Lincoln, Neb. — Nebraska Extension’s private pesticide applicator training season gets underway in January and continues through April for the approximately 10,000 private applicators who are recertifying their licenses to apply restricted use pesticides (RUPs).

The training sessions are one of three options available for private applicators to become initially (first-time) certified or to be recertified.

A second option is the private online self-study program, which includes assessment quizzes that participants must pass to become certified.

A third method is to attend one of six Extension Crop Production Clinics in January or the Nebraska Crop Management Conference Jan. 22-23 in Kearney.

Separate, additional training is required for anyone buying and applying restricted use dicamba and paraquat.

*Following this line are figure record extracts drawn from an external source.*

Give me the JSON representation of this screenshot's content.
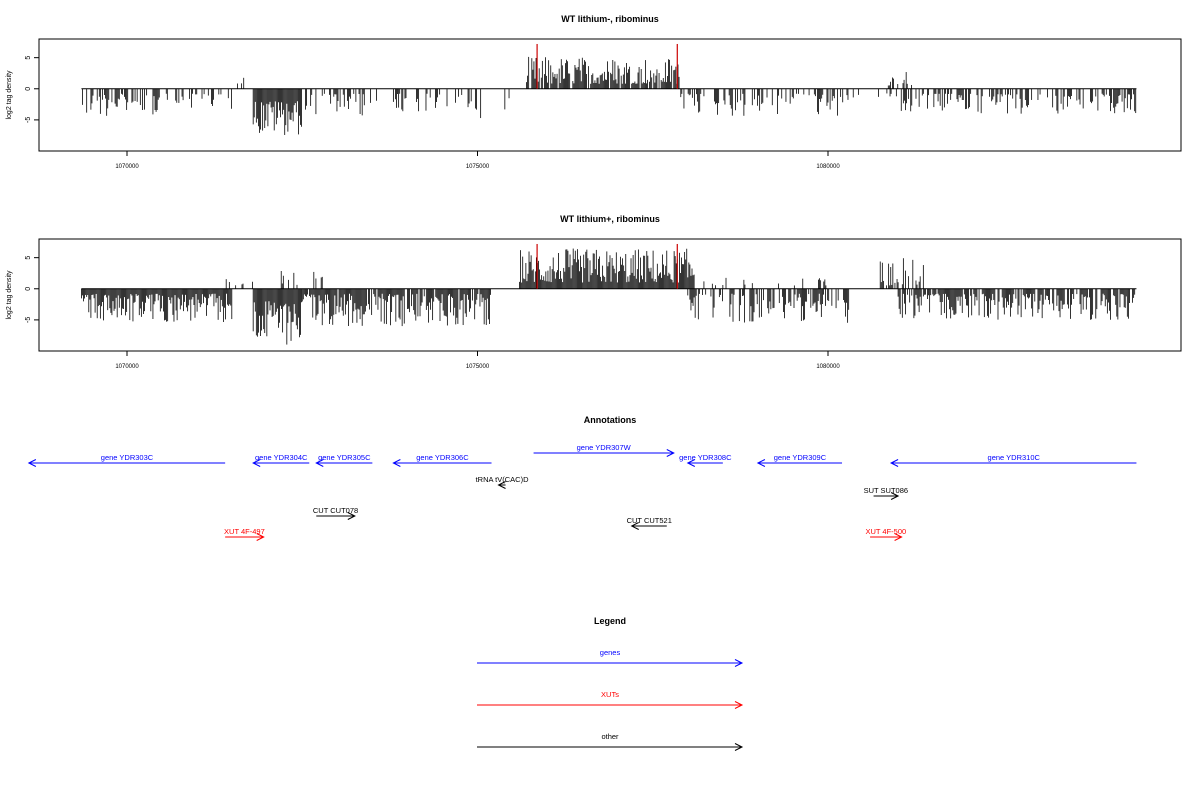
{
  "chart_data": [
    {
      "type": "bar",
      "title": "WT lithium-, ribominus",
      "xlabel": "",
      "ylabel": "log2 tag density",
      "xlim": [
        1068800,
        1084800
      ],
      "ylim": [
        -10,
        8
      ],
      "xticks": [
        1070000,
        1075000,
        1080000
      ],
      "xtick_labels": [
        "1070000",
        "1075000",
        "1080000"
      ],
      "yticks": [
        -5,
        0,
        5
      ],
      "ytick_labels": [
        "-5",
        "0",
        "5"
      ],
      "bar_color": "#000000",
      "highlight_color": "#cc0000",
      "highlight_positions": [
        1075850,
        1077850
      ],
      "highlight_value": 7.2,
      "regions": [
        {
          "from": 1069350,
          "to": 1070500,
          "sign": -1,
          "min": 0.8,
          "max": 4.5,
          "density": 0.55
        },
        {
          "from": 1070500,
          "to": 1071500,
          "sign": -1,
          "min": 0.8,
          "max": 3.5,
          "density": 0.35
        },
        {
          "from": 1071500,
          "to": 1071800,
          "sign": 1,
          "min": 0.5,
          "max": 2.0,
          "density": 0.2
        },
        {
          "from": 1071800,
          "to": 1072500,
          "sign": -1,
          "min": 2.0,
          "max": 7.5,
          "density": 1.0
        },
        {
          "from": 1072500,
          "to": 1073500,
          "sign": -1,
          "min": 0.8,
          "max": 4.5,
          "density": 0.4
        },
        {
          "from": 1073500,
          "to": 1075000,
          "sign": -1,
          "min": 0.8,
          "max": 3.8,
          "density": 0.3
        },
        {
          "from": 1075000,
          "to": 1075500,
          "sign": -1,
          "min": 0.8,
          "max": 5.5,
          "density": 0.15
        },
        {
          "from": 1075700,
          "to": 1077900,
          "sign": 1,
          "min": 0.8,
          "max": 5.2,
          "density": 0.85
        },
        {
          "from": 1077900,
          "to": 1080300,
          "sign": -1,
          "min": 0.8,
          "max": 4.5,
          "density": 0.45
        },
        {
          "from": 1080300,
          "to": 1081000,
          "sign": -1,
          "min": 0.5,
          "max": 2.5,
          "density": 0.15
        },
        {
          "from": 1080800,
          "to": 1081200,
          "sign": 1,
          "min": 0.5,
          "max": 3.0,
          "density": 0.3
        },
        {
          "from": 1081000,
          "to": 1084400,
          "sign": -1,
          "min": 0.8,
          "max": 4.0,
          "density": 0.5
        }
      ]
    },
    {
      "type": "bar",
      "title": "WT lithium+, ribominus",
      "xlabel": "",
      "ylabel": "log2 tag density",
      "xlim": [
        1068800,
        1084800
      ],
      "ylim": [
        -10,
        8
      ],
      "xticks": [
        1070000,
        1075000,
        1080000
      ],
      "xtick_labels": [
        "1070000",
        "1075000",
        "1080000"
      ],
      "yticks": [
        -5,
        0,
        5
      ],
      "ytick_labels": [
        "-5",
        "0",
        "5"
      ],
      "bar_color": "#000000",
      "highlight_color": "#cc0000",
      "highlight_positions": [
        1075850,
        1077850
      ],
      "highlight_value": 7.2,
      "regions": [
        {
          "from": 1069350,
          "to": 1071500,
          "sign": -1,
          "min": 0.8,
          "max": 5.5,
          "density": 1.0
        },
        {
          "from": 1071400,
          "to": 1071800,
          "sign": 1,
          "min": 0.5,
          "max": 2.5,
          "density": 0.3
        },
        {
          "from": 1071800,
          "to": 1072500,
          "sign": -1,
          "min": 2.0,
          "max": 9.0,
          "density": 1.0
        },
        {
          "from": 1072200,
          "to": 1072800,
          "sign": 1,
          "min": 0.5,
          "max": 3.5,
          "density": 0.3
        },
        {
          "from": 1072500,
          "to": 1075200,
          "sign": -1,
          "min": 0.8,
          "max": 6.0,
          "density": 0.9
        },
        {
          "from": 1075600,
          "to": 1078100,
          "sign": 1,
          "min": 1.0,
          "max": 6.5,
          "density": 1.0
        },
        {
          "from": 1078000,
          "to": 1080300,
          "sign": -1,
          "min": 0.8,
          "max": 5.5,
          "density": 0.6
        },
        {
          "from": 1078200,
          "to": 1080000,
          "sign": 1,
          "min": 0.5,
          "max": 1.8,
          "density": 0.1
        },
        {
          "from": 1080700,
          "to": 1081400,
          "sign": 1,
          "min": 0.5,
          "max": 5.0,
          "density": 0.35
        },
        {
          "from": 1081000,
          "to": 1084400,
          "sign": -1,
          "min": 0.8,
          "max": 5.0,
          "density": 0.8
        }
      ]
    }
  ],
  "annotations": {
    "title": "Annotations",
    "features": [
      {
        "label": "gene YDR303C",
        "start": 1068600,
        "end": 1071400,
        "strand": "-",
        "color": "#0000ff",
        "row": 0
      },
      {
        "label": "gene YDR304C",
        "start": 1071800,
        "end": 1072600,
        "strand": "-",
        "color": "#0000ff",
        "row": 0
      },
      {
        "label": "gene YDR305C",
        "start": 1072700,
        "end": 1073500,
        "strand": "-",
        "color": "#0000ff",
        "row": 0
      },
      {
        "label": "gene YDR306C",
        "start": 1073800,
        "end": 1075200,
        "strand": "-",
        "color": "#0000ff",
        "row": 0
      },
      {
        "label": "gene YDR307W",
        "start": 1075800,
        "end": 1077800,
        "strand": "+",
        "color": "#0000ff",
        "row": -1
      },
      {
        "label": "gene YDR308C",
        "start": 1078000,
        "end": 1078500,
        "strand": "-",
        "color": "#0000ff",
        "row": 0
      },
      {
        "label": "gene YDR309C",
        "start": 1079000,
        "end": 1080200,
        "strand": "-",
        "color": "#0000ff",
        "row": 0
      },
      {
        "label": "gene YDR310C",
        "start": 1080900,
        "end": 1084400,
        "strand": "-",
        "color": "#0000ff",
        "row": 0
      },
      {
        "label": "tRNA tV(CAC)D",
        "start": 1075300,
        "end": 1075400,
        "strand": "-",
        "color": "#000000",
        "row": 1
      },
      {
        "label": "SUT SUT086",
        "start": 1080650,
        "end": 1081000,
        "strand": "+",
        "color": "#000000",
        "row": 2
      },
      {
        "label": "CUT CUT078",
        "start": 1072700,
        "end": 1073250,
        "strand": "+",
        "color": "#000000",
        "row": 3
      },
      {
        "label": "CUT CUT521",
        "start": 1077200,
        "end": 1077700,
        "strand": "-",
        "color": "#000000",
        "row": 4
      },
      {
        "label": "XUT 4F-497",
        "start": 1071400,
        "end": 1071950,
        "strand": "+",
        "color": "#ff0000",
        "row": 5
      },
      {
        "label": "XUT 4F-500",
        "start": 1080600,
        "end": 1081050,
        "strand": "+",
        "color": "#ff0000",
        "row": 5
      }
    ]
  },
  "legend": {
    "title": "Legend",
    "items": [
      {
        "label": "genes",
        "color": "#0000ff"
      },
      {
        "label": "XUTs",
        "color": "#ff0000"
      },
      {
        "label": "other",
        "color": "#000000"
      }
    ]
  }
}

Every three years a licensed private applicator must attend a training session or complete the self-study course approved by the Nebraska Department of Agriculture (NDA), or pass an NDA exam for license renewal. Once licensed, applicators may purchase, handle, or apply RUPs. Fees are separate for Extension training and for NDA licensing.

The user-friendly online private self-study training is an exclusive training option from the Pesticide Safety Education Program (PSEP) at the University of Nebraska–Lincoln.

No matter the method, all training covers:

  • the importance of reading and following the product label, as well as protecting nontargets such as people, sensitive plants, animals, wildlife and pollinators;
  • strategies for preventing weed resistance; and
  • proper pesticide application techniques.

In addition, on-site meeting topics this year may include potential federal regulation changes. For example, a comment period about part of the federal Worker Protection Standard (WPS) is now underway. When any changes are known, PSEP will pass on the information to Extension Educators involved with pesticide training and through other venues.

The WPS aims to protect people involved in agricultural work from pesticide exposure. Even if there are changes, it is helpful to become familiar with WPS. An online tool, The Worker Protection Standard: Does it Apply to You?, can help workers, managers, employers, producers, and others understand the law as it is now. By answering a series of questions related to the duties of an agricultural establishment, the tool will relay if and how WPS applies to you, and what steps you or your employer need to take in order to comply.

Private applicators needing recertification in 2020 should have been notified by the Nebraska Department of Agriculture in mid-December or by their local Extension office. The NDA letter includes a bar code that eliminates the need to complete the standard NDA application form; bring the letter to the training session. Applicators also should check their licenses for the expiration date. If the license expires in 2020 but the applicator has not yet received a letter from NDA, they should contact the agency at 402-471-2351.

Participants will again use the updated EC130 Guide for Weed, Disease and Insect Management in Nebraska to learn how to use label information such as chemical group numbers as well as nonchemical techniques, to reduce development of pesticide-resistant pests. The comprehensive guide, normally $15, is included with registration.

Sites of Private Pesticide Applicator Training

Detailed information about training opportunities is available at https://pested.unl.edu or through the links listed below. Preregister by contacting host Extension offices; additional dates may be added later in December.

Separate, Required Trainings: Online Options

Annual RUP Dicamba Training

Extension training also will be held for the growing number of RUP dicamba products. It is a federal requirement to complete state-approved dicamba training each year prior to using any of these products due to the potential for drift and damage to non-target crops and vegetation. See https://pested.unl.edu/certification-and-training#dicamba for PSEP training information beginning Jan. 2. This training is free.

Paraquat Training

Beginning in fall 2019, paraquat labels began including a link to required training for anyone who mixes, loads, applies, or handles paraquat. Federal EPA online training, good for three years, provides information about paraquat’s toxicity, new label requirements and restrictions, and consequences of misuse.

Widely used in agriculture, paraquat is fatal when ingested in even a small amount; there is no antidote. Also in effect are new closed-container system standards for non-bulk end-use product containers. This means the containers must be completely sealed with no way to open and pour out the contents except into application equipment. This training is free.